Why the Unsung Cases Actually Matter
Pao's focus on less-celebrated approvals points toward something the pharmaceutical industry understands but rarely articulates publicly: the innovation infrastructure that produces the blockbuster drugs depends on the full ecosystem of discovery work, including the less glamorous parts. Techniques refined on one compound often migrate to another. A failed candidate in one indication sometimes unlocks a successful one in a different disease - the mechanism becomes clearer, the chemistry gets optimized, and researchers are better positioned the next time.
There's also a problem of incentive distortion. When drug discovery narratives concentrate exclusively on billion-dollar outcomes, they can subtly warp what gets funded and pursued. Rare diseases, antimicrobial resistance, and conditions that disproportionately affect lower-income populations have historically attracted less private investment precisely because the commercial case is harder to make. Broadening the cultural account of what constitutes a meaningful drug discovery achievement is, in a quiet way, a policy argument as much as a historical one.

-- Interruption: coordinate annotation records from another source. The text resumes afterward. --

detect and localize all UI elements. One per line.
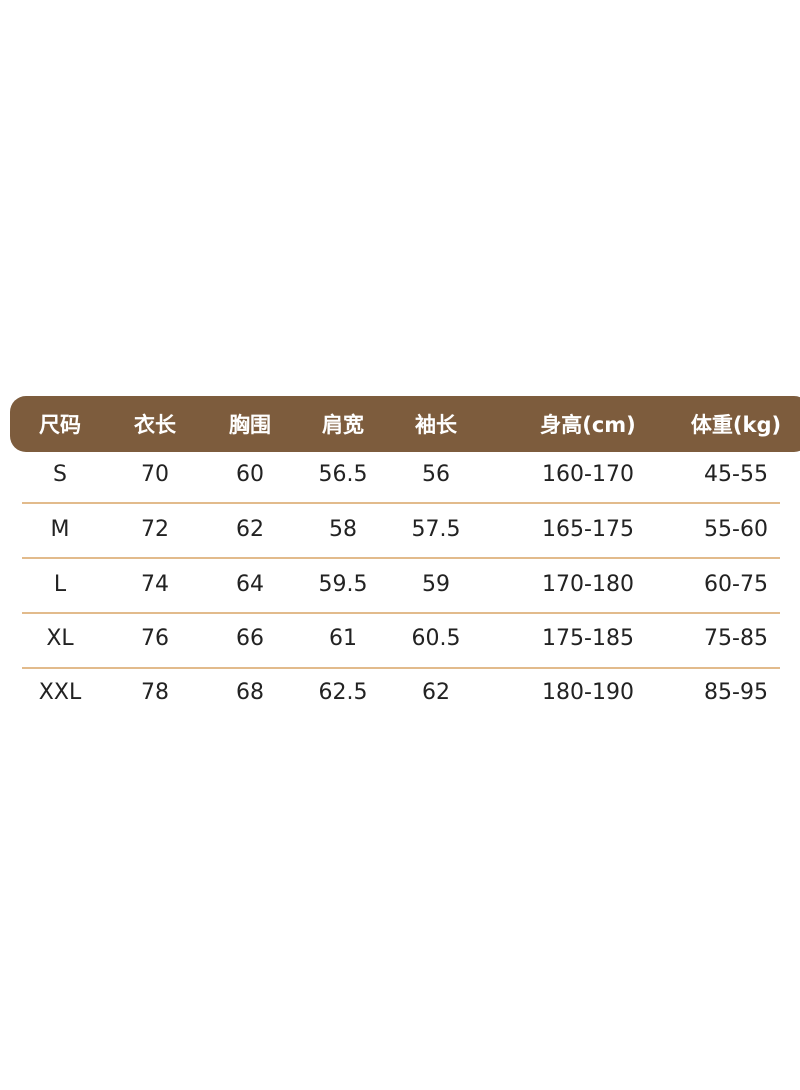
table-cell: 72 <box>141 517 169 542</box>
column-header: 衣长 <box>134 413 176 437</box>
column-header: 身高(cm) <box>540 413 636 437</box>
table-cell: 75-85 <box>704 626 768 651</box>
table-cell: M <box>50 517 70 542</box>
column-header: 尺码 <box>39 413 81 437</box>
table-cell: 58 <box>329 517 357 542</box>
table-cell: L <box>53 572 67 597</box>
table-cell: 165-175 <box>542 517 634 542</box>
column-header: 体重(kg) <box>690 413 782 437</box>
table-cell: 55-60 <box>704 517 768 542</box>
table-cell: 66 <box>236 626 264 651</box>
row-divider <box>22 557 780 559</box>
table-cell: 62.5 <box>318 680 368 705</box>
table-cell: 45-55 <box>704 462 768 487</box>
column-header: 胸围 <box>229 413 271 437</box>
table-cell: 74 <box>141 572 169 597</box>
table-cell: 61 <box>329 626 357 651</box>
table-cell: 56.5 <box>318 462 368 487</box>
table-cell: 60 <box>236 462 264 487</box>
table-cell: 60.5 <box>411 626 461 651</box>
table-cell: 57.5 <box>411 517 461 542</box>
table-cell: 62 <box>236 517 264 542</box>
column-header: 袖长 <box>415 413 457 437</box>
table-cell: 60-75 <box>704 572 768 597</box>
table-cell: 175-185 <box>542 626 634 651</box>
table-header-bar <box>10 396 800 452</box>
row-divider <box>22 667 780 669</box>
table-cell: 68 <box>236 680 264 705</box>
table-cell: 78 <box>141 680 169 705</box>
table-cell: 59.5 <box>318 572 368 597</box>
table-cell: 180-190 <box>542 680 634 705</box>
table-cell: 76 <box>141 626 169 651</box>
column-header: 肩宽 <box>322 413 364 437</box>
table-cell: 170-180 <box>542 572 634 597</box>
row-divider <box>22 612 780 614</box>
table-cell: XXL <box>38 680 82 705</box>
table-cell: 64 <box>236 572 264 597</box>
table-cell: 62 <box>422 680 450 705</box>
row-divider <box>22 502 780 504</box>
table-cell: 85-95 <box>704 680 768 705</box>
table-cell: 160-170 <box>542 462 634 487</box>
table-cell: 56 <box>422 462 450 487</box>
table-cell: 70 <box>141 462 169 487</box>
table-cell: 59 <box>422 572 450 597</box>
table-cell: XL <box>46 626 74 651</box>
table-cell: S <box>53 462 67 487</box>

Books like Breakthrough won't rebalance pharmaceutical R&D on their own. But they do something genuinely useful: they make the actual process legible. Understanding how drugs are discovered - the false starts, the structural biology, the animal models, the Phase I dose escalations, the regulatory back-and-forth - is the necessary foundation for any informed public conversation about drug pricing, approval timelines, or research priorities. You can't meaningfully debate what the system should do if you don't understand what the system actually does.
Five hundred approvals in ten years. Most of the people who made them happen will never be household names. That's probably fine. What would be less fine is if their work went unexamined entirely.